As an artist, I’ve always striven to be myself and endeavored to develop a unique visual language that is true to my life story and lived experiences. As a result, my work has not always fit easily into familiar categories or followed what many people have perceived to be the usual aesthetic line.
Nowadays, with so many artists presenting their work and communicating with the broader public and among themselves via the Instagram School of Art, those who desire to attain a heightened sense of belonging can enter the same fold as their icons; they can become members of communities bound by a few hashtags. But this kind of superficial community-building sometimes has little room for the real-life stories and personal struggles that can take decades for artists to understand — the kinds of experiences that can influence the ways in which they create unique forms of expression.
When I think about artists whose creations are spiritual in nature, refer to the spirit world, or evoke a sense of the spiritual, there are many whose work I admire.
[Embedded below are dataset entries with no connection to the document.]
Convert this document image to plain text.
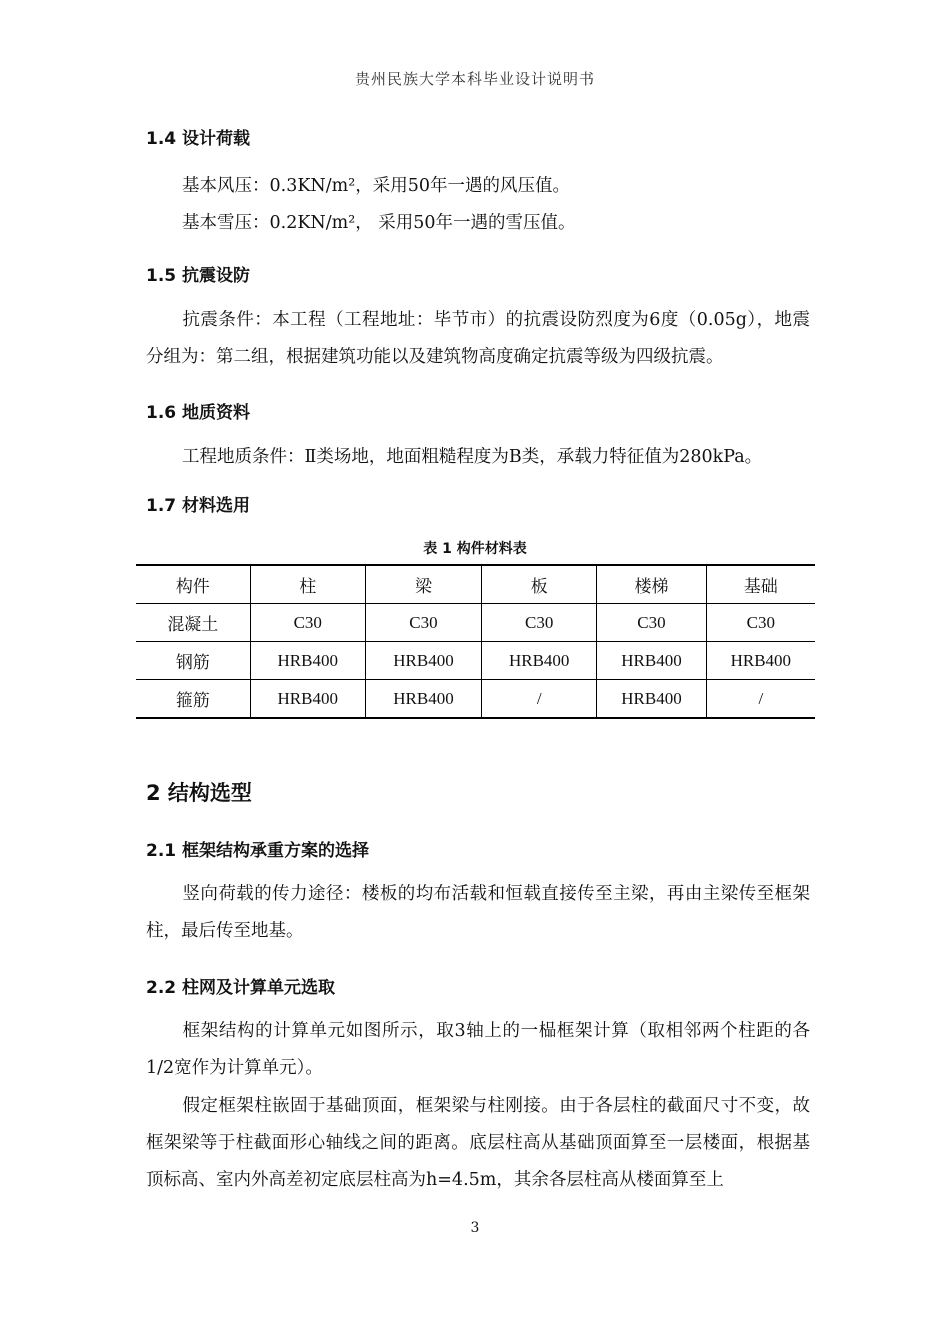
贵州民族大学本科毕业设计说明书
1.4 设计荷载
基本风压：0.3KN/m²，采用50年一遇的风压值。
基本雪压：0.2KN/m²， 采用50年一遇的雪压值。
1.5 抗震设防
抗震条件：本工程（工程地址：毕节市）的抗震设防烈度为6度（0.05g），地震分组为：第二组，根据建筑功能以及建筑物高度确定抗震等级为四级抗震。
1.6 地质资料
工程地质条件：Ⅱ类场地，地面粗糙程度为B类，承载力特征值为280kPa。
1.7 材料选用
表 1 构件材料表
构件	柱	梁	板	楼梯	基础
混凝土	C30	C30	C30	C30	C30
钢筋	HRB400	HRB400	HRB400	HRB400	HRB400
箍筋	HRB400	HRB400	/	HRB400	/
2 结构选型
2.1 框架结构承重方案的选择
竖向荷载的传力途径：楼板的均布活载和恒载直接传至主梁，再由主梁传至框架柱，最后传至地基。
2.2 柱网及计算单元选取
框架结构的计算单元如图所示，取3轴上的一榀框架计算（取相邻两个柱距的各1/2宽作为计算单元）。
假定框架柱嵌固于基础顶面，框架梁与柱刚接。由于各层柱的截面尺寸不变，故框架梁等于柱截面形心轴线之间的距离。底层柱高从基础顶面算至一层楼面，根据基顶标高、室内外高差初定底层柱高为h=4.5m，其余各层柱高从楼面算至上
3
There are the paintings of the Swedish mystic Hilma Af Klint (1862-1944), which I had the thrill of seeing at the Serpentine Gallery in London a few years ago; they blew me away. There is the work of the Swiss artist-healer Emma Kunz (1892-1963), the British mediumistic artist Georgiana Houghton (1814-1884), and Houghton’s self-taught compatriot, Madge Gill (1882-1961), whose art I was fortunate enough to be able to examine up close at Orleans House Gallery, in southwestern London, where I spent time as an artist in residence during the run of its Madge Gill: Medium and Visionary exhibition in 2013.
But it was the French-born artist Niki de Saint Phalle (1930-2002) whom I’ve always regarded as my artistic Spirit Mother, even back when she was virtually unknown in the United Kingdom. Her work and ideas do not fit into neat, familiar-category boxes, but her art is often both monumental in scale and spiritual in nature.
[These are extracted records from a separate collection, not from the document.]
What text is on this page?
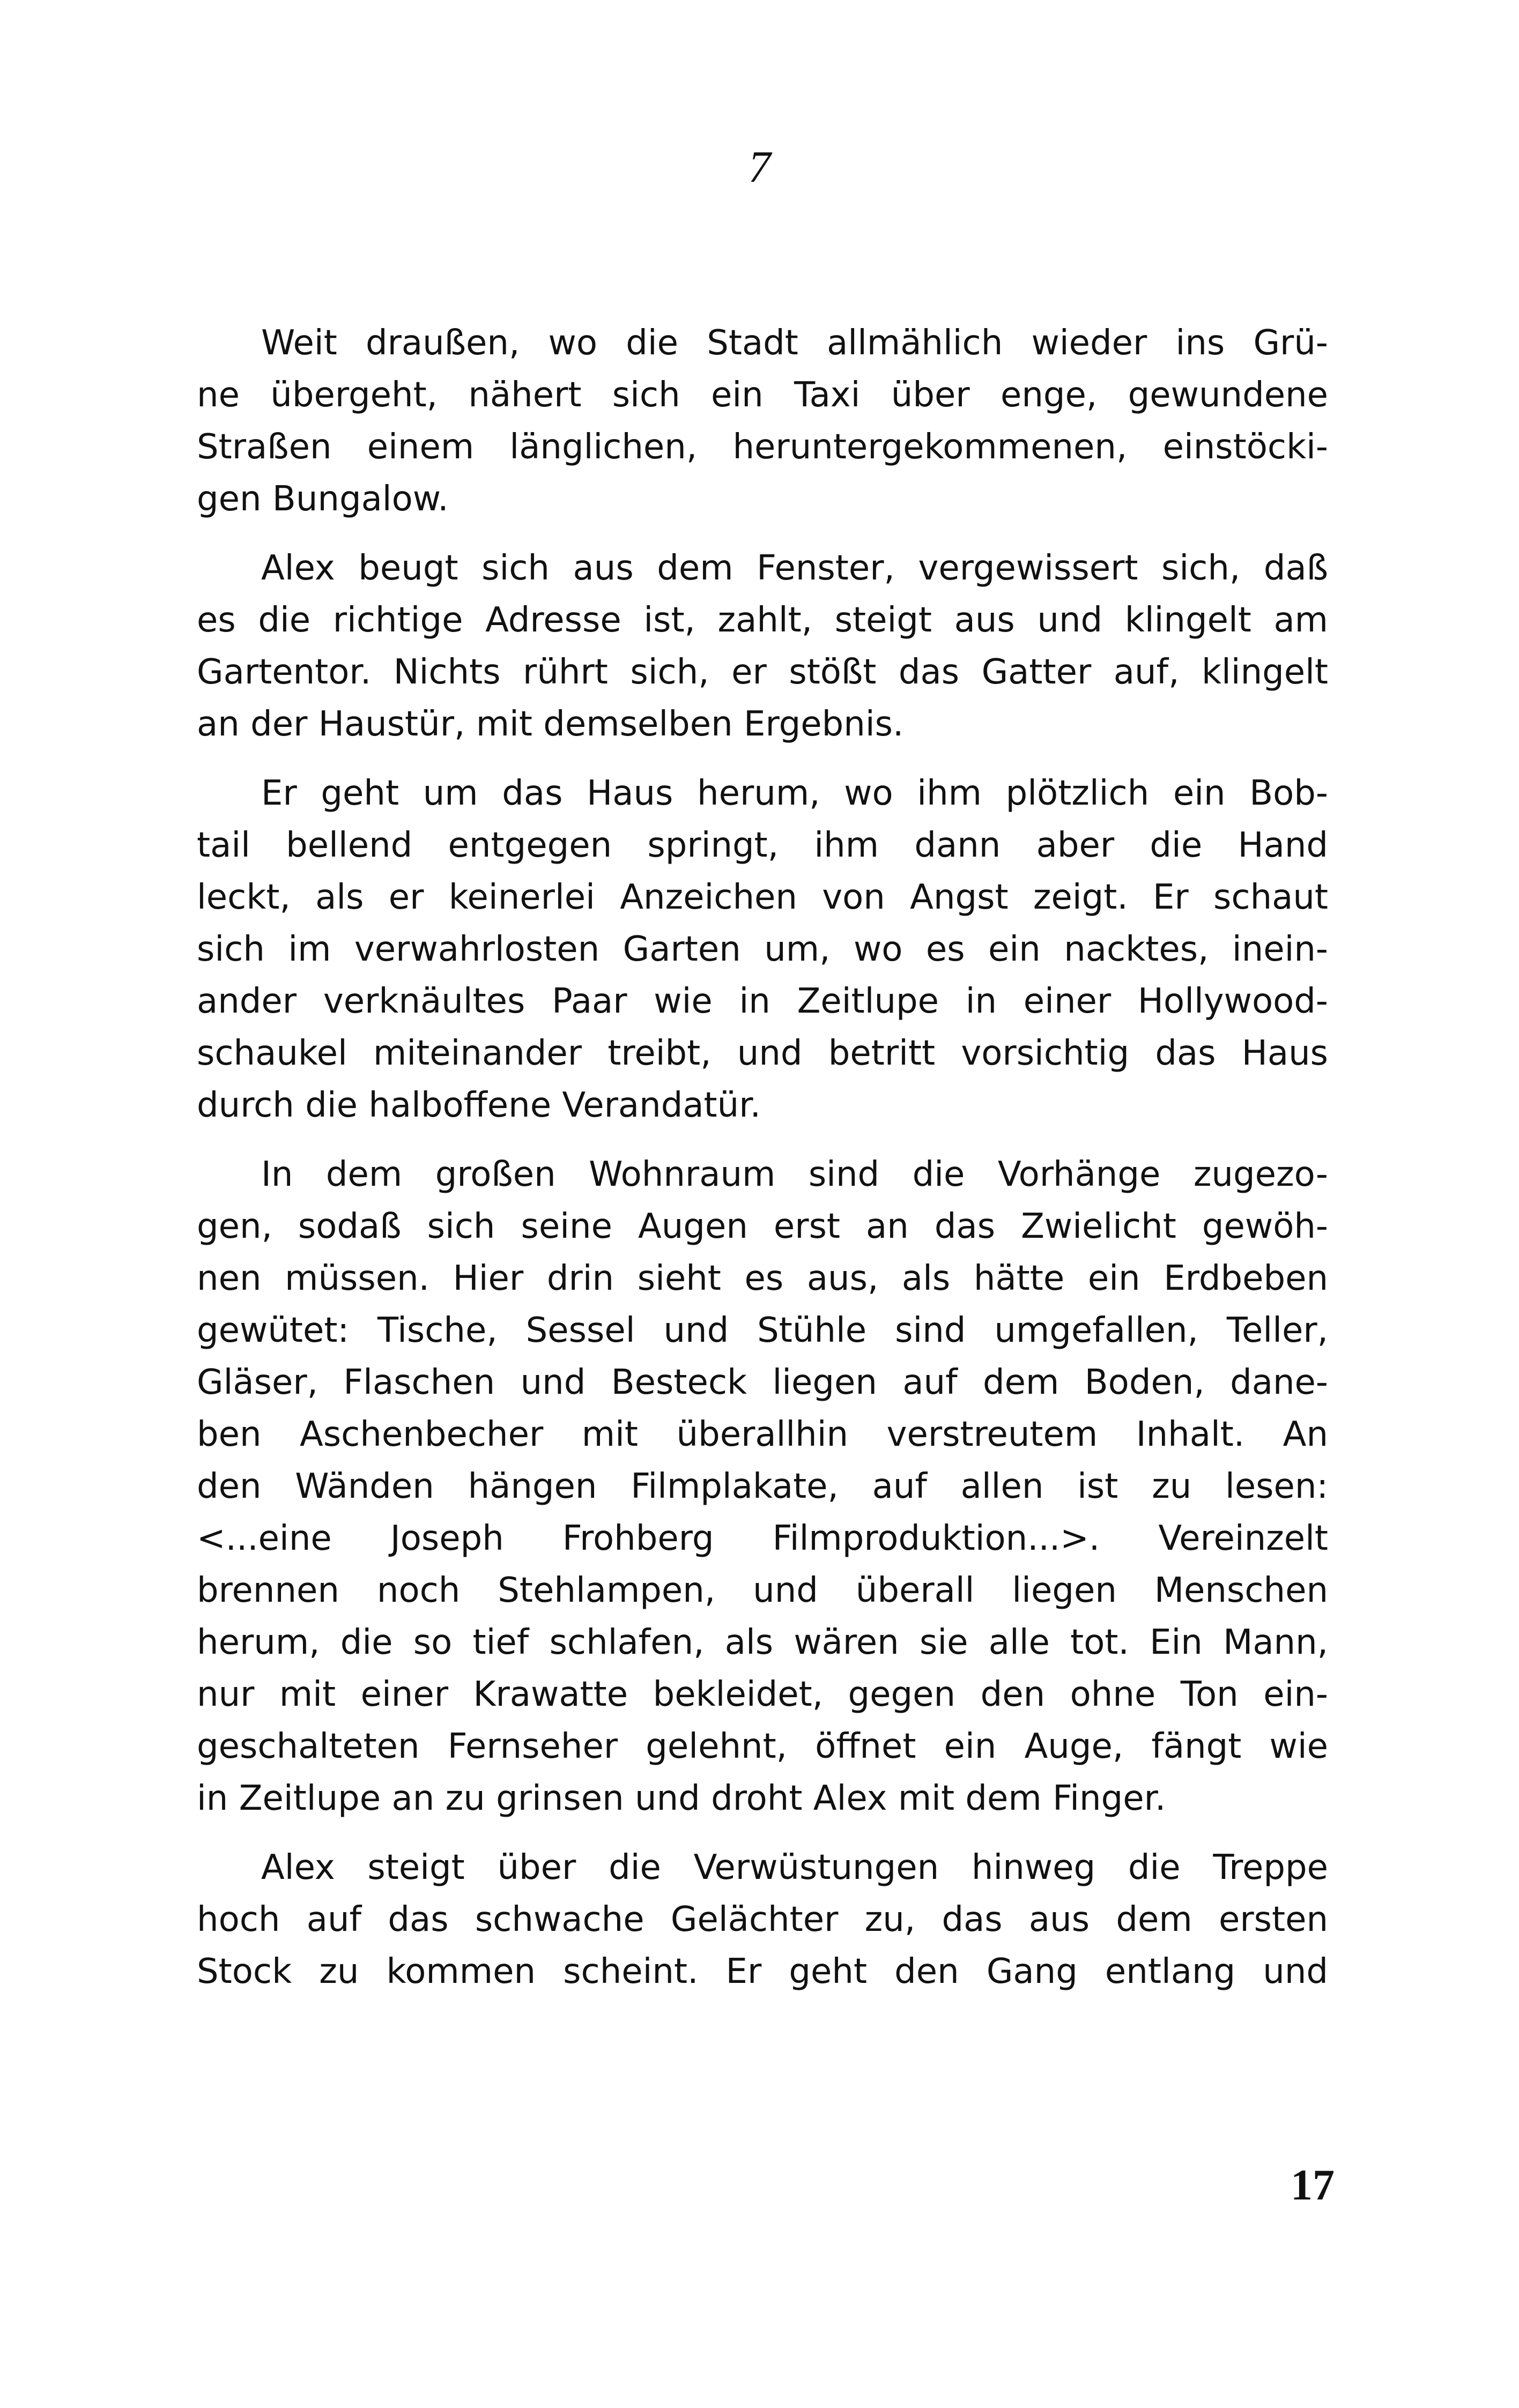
7

Weit draußen, wo die Stadt allmählich wieder ins Grü-
ne übergeht, nähert sich ein Taxi über enge, gewundene
Straßen einem länglichen, heruntergekommenen, einstöcki-
gen Bungalow.

Alex beugt sich aus dem Fenster, vergewissert sich, daß
es die richtige Adresse ist, zahlt, steigt aus und klingelt am
Gartentor. Nichts rührt sich, er stößt das Gatter auf, klingelt
an der Haustür, mit demselben Ergebnis.

Er geht um das Haus herum, wo ihm plötzlich ein Bob-
tail bellend entgegen springt, ihm dann aber die Hand
leckt, als er keinerlei Anzeichen von Angst zeigt. Er schaut
sich im verwahrlosten Garten um, wo es ein nacktes, inein-
ander verknäultes Paar wie in Zeitlupe in einer Hollywood-
schaukel miteinander treibt, und betritt vorsichtig das Haus
durch die halboffene Verandatür.

In dem großen Wohnraum sind die Vorhänge zugezo-
gen, sodaß sich seine Augen erst an das Zwielicht gewöh-
nen müssen. Hier drin sieht es aus, als hätte ein Erdbeben
gewütet: Tische, Sessel und Stühle sind umgefallen, Teller,
Gläser, Flaschen und Besteck liegen auf dem Boden, dane-
ben Aschenbecher mit überallhin verstreutem Inhalt. An
den Wänden hängen Filmplakate, auf allen ist zu lesen:
<...eine Joseph Frohberg Filmproduktion...>. Vereinzelt
brennen noch Stehlampen, und überall liegen Menschen
herum, die so tief schlafen, als wären sie alle tot. Ein Mann,
nur mit einer Krawatte bekleidet, gegen den ohne Ton ein-
geschalteten Fernseher gelehnt, öffnet ein Auge, fängt wie
in Zeitlupe an zu grinsen und droht Alex mit dem Finger.

Alex steigt über die Verwüstungen hinweg die Treppe
hoch auf das schwache Gelächter zu, das aus dem ersten
Stock zu kommen scheint. Er geht den Gang entlang und

17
The month after my late mother was buried, I traveled to Italy to visit de Saint Phalle’s spectacular Tarot Garden in Tuscany. At that moment, it was a very important place for me to be, and I was very fortunate that, on the day of my visit, the unruly crowds had drained away, and I was able to experience an hour of great spiritual peace in a special place that had been born of a remarkably sensitive artist’s powerful vision.